Sunday, September 25, 2011

Of Veenas (and guns)

Jya ghosha is ancient Sanskrit for the twang of the bow string. The crack of a rifle is the result of a sonic boom.

You can unstring many bows, stretch them along a neck attached to a gourd and make a veena. You can leave the bow strung, add a gourd, and you have a berimbau. Pick up another bow, draw it across a lute, and you are using a fiddlestick. You can place one end of a bow against your mouth and play the umgunga. What can you make from a gun? 

Scholars disagree over whether the bow's first use was as a musical instrument or as a weapon. They agree in the claim that the origins of the gun occurred with the discovery of gunpowder during alchemy's search for immortality.  

The more modern the civilization, the more actively it seeks immortality through the breaking of sound than through its flow.

Friday, September 2, 2011


This is Island, a continent surrounded by the sea. Around the edge of Island winds a great river, called Rhythmic. The Rhythmic runs wide, fast, and deep. It springs from the high most center of the continent, flows directly to its shore, turns and winds once around land’s edge, turns again and empties into the sea, into the path of the setting sun.

Near the source of the Rhythmic, atop High Center, stands Island’s only city. It is encircled with stones, placed there by its residents “to maintain the boundaries of our plateau.”

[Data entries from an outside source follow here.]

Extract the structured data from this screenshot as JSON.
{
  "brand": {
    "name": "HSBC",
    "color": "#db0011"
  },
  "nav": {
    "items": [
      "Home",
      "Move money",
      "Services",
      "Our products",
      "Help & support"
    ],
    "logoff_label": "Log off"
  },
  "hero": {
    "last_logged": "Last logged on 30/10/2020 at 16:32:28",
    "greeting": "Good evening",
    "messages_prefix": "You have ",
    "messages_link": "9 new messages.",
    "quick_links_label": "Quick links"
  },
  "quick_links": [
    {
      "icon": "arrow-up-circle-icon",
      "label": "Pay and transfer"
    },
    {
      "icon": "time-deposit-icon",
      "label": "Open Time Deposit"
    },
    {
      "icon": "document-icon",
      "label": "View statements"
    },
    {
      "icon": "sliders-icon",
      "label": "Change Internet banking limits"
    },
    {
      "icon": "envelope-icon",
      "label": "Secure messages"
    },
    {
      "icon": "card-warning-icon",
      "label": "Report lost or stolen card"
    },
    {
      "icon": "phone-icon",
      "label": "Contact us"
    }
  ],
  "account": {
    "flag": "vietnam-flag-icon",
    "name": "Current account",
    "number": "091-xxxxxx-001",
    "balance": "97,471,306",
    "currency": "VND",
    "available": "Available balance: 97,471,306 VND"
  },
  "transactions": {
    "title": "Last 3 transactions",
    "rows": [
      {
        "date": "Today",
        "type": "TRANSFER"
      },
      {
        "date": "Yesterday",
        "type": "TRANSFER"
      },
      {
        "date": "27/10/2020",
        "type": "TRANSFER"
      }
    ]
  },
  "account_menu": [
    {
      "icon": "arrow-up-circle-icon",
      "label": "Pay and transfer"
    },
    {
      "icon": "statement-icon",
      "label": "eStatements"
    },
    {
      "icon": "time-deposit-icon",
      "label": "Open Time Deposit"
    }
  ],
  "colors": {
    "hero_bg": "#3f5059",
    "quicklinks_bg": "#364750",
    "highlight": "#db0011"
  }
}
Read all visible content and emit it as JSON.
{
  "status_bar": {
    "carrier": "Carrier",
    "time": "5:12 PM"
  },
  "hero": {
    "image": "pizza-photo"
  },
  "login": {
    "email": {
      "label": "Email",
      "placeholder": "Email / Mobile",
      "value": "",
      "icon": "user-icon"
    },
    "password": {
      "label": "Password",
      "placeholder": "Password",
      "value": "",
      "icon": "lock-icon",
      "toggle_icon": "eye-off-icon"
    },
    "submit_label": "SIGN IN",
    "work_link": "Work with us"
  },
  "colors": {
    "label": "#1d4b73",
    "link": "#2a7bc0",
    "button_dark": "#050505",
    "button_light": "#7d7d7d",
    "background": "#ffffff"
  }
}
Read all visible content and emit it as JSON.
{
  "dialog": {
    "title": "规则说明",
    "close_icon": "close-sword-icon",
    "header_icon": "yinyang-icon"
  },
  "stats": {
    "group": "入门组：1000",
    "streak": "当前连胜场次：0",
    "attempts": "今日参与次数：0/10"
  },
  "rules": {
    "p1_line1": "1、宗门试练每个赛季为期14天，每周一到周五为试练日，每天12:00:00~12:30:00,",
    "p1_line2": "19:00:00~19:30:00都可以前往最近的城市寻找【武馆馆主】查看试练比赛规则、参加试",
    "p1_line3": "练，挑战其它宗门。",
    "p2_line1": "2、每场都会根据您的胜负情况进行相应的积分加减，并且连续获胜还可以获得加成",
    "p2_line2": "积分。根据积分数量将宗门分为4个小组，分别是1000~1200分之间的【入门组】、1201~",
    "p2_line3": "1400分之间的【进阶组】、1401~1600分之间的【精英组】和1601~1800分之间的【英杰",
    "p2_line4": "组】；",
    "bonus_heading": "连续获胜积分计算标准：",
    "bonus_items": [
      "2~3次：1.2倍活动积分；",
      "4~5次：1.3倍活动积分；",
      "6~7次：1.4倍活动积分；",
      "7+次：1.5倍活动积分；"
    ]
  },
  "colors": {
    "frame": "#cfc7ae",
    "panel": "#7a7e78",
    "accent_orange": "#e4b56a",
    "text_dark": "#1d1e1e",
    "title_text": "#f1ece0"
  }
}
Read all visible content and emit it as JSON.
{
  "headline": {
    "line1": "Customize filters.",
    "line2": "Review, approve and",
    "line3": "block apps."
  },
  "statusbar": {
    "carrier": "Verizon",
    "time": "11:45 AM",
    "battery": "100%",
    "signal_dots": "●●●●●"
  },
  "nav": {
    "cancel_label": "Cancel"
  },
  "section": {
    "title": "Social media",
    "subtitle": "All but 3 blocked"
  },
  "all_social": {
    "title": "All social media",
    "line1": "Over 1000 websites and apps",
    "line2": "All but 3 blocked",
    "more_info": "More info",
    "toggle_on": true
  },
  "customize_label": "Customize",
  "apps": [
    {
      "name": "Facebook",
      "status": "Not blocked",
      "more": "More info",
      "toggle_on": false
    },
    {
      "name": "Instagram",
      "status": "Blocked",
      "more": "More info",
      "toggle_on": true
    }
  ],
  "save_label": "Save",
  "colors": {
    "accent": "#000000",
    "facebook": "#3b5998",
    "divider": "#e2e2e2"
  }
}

Island has a road. It travels faithfully beside the Rhythmic on its inland bank, crosses the spot of land where river empties into sea, bridges the river at its first deep turn and continues full circle around Island. Always there is movement upon this road.

While the dwellers of High Center, faces to the sky, piled stones around its edge, those who walk together followed the river below. The movement within this procession was always greater than its forward sweep. Forwards, backwards, sideways, yet forever in motion they moved as one. On they whirled and in their passage they inscribed the Great Road. This is the caravan, the wheel, forever circling Island and always in sight of its beloved Rhythmic.

Enclosed between the Rhythmic and the Great Road is River’s Bar, a slip of land joining the two on their tour around Island. Green, and open to the sky, River’s Bar is the shore to those who seek land, the watering ground to those who thirst. To the traveler who rests beside the Great Road, River’s Bar is the land of dreams.

Gentle slopes and many trees of one kind and another form a hoop around Island. One tree standing alone shelters. A forest conceals. Islands inner hoop is forested. It is concealed.

Beneath the needled boughs, between the massive trunks in a mist of ferns and moss resides a presence so vast the living silence is its companion. The lightest foot does not tread, the tiniest wing does not beat, the slimmest twig does not break in the Forest without the attentive gaze of a fathomless eye and the resounding hush of silence.

Everything gives way to something, even a primordial bower. Round topped trees with leaves that ripple in the wind slip out from beneath the tall evergreen spires and spill over the open field beside, blurring all distinction between the two. Here, silence is a stream, the stream of stillness between sounds.

And here stands the Woodlands, a place of roots and burrows and shape filled trees with leaves like wings. Warm, sun streaked colors and busy rustlings fill the gaps between their sheltering arms. Their trunks are the standing through which intricate layers of sound, scent, and motion burst and entwine. Their roots are the growing which prepared the soil for the forest to rise. A thousand eyes flutter through this wild profusion of foot, wing, and leaf, the shimmering eyes of the many-sighted spirit, the spirit of birth.

Beyond the outer banks of the Rhythmic, Island belongs to the moon. Twice every day, dim harbors and vague waterways disappear and reappear in the flooding and ebbing tides. Twice every day, the moon sends a slow wind coursing across Island into the face of the sun. Eastward every morning, westward every evening, the moon’s wind blows. Less than a whisper, unseen and unnamed, the moon’s wind blows.

Much of Island is yet to be seen. Much of Island waits for a name. Where imagination leads, memory follows and Island continues to emerge from the surrounding sea. Yes, everything gives way to something.